Striking the balance
Recent
research has suggested that there is more than one kind of empathy, and
they don’t all necessarily lead to peace building. If one extends
empathy only to their own group (whether it be religious, ethnic, racial
or political), it can actually make the individual more able to justify
violent acts.
This is the theory posited by Emile
Bruneau at the Peace and Conflict Neuroscience Lab at the University of
Pennsylvania. His research on multiple conflicts around the world has
found that when approaches to CVE only succeeds in enhancing empathy for
one’s own group, it exacerbates the conflict.
This is
because the individual may, as a result, experience high levels of
empathy towards the suffering of their own group, and thus hostility
towards others.
Bruneau found that if an approach
instead established a balance between the empathy felt for one’s own
group, and the empathy felt towards outsiders, individuals would be
significantly less likely to withhold help or condone harm against those
outsiders.
Missing this balance is why so many approaches to CVE focused on empathy have failed, and often made things worse.
Getting
this balance right is the foundation that is needed for true
peacebuilding to take root. The crucial step is to identify approaches
that can strike this balance in empathy.
Fiction is
found all over the world, in every written language. It is built into
school curriculums, and read by virtually every culture across the
globe.
Reading fiction has been shown in dozens of
empirical studies to enhance empathy in the reader, and that these
effects hold over time.
What makes reading fiction on
empathy particularly relevant to approaches in CVE, is that it has been
shown to enhance empathy both for one’s own group, as well as outsiders.

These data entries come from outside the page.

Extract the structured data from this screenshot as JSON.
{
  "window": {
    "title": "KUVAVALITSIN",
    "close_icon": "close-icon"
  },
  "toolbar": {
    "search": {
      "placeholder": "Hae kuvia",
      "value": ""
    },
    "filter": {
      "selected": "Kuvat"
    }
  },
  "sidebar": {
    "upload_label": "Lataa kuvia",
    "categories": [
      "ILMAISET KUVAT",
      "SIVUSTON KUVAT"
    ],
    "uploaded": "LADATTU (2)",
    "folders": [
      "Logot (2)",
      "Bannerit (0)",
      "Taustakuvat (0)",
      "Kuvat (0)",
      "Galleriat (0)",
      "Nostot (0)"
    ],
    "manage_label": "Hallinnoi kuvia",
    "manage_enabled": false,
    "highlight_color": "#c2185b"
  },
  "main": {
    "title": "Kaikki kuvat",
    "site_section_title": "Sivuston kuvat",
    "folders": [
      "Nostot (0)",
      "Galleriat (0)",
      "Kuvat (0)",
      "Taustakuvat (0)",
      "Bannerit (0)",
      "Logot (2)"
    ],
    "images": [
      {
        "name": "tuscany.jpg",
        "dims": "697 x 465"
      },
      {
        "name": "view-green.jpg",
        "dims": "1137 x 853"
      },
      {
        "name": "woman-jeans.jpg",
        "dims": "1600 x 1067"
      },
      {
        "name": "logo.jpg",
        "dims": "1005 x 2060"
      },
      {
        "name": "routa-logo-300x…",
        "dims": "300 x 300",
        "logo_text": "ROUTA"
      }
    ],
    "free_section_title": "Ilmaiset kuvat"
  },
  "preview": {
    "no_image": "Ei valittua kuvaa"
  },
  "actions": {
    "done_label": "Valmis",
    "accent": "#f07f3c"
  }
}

When an individual is reading fiction, brain imaging
has shown that not only are they strengthening their capacity to share
another’s feelings or emotions, but their ability to understand the
world from another person’s point of view, and to infer beliefs and
intentions from this, is also strengthened.
These effects have been shown to appear immediately after reading in both children and adults, and to hold over time.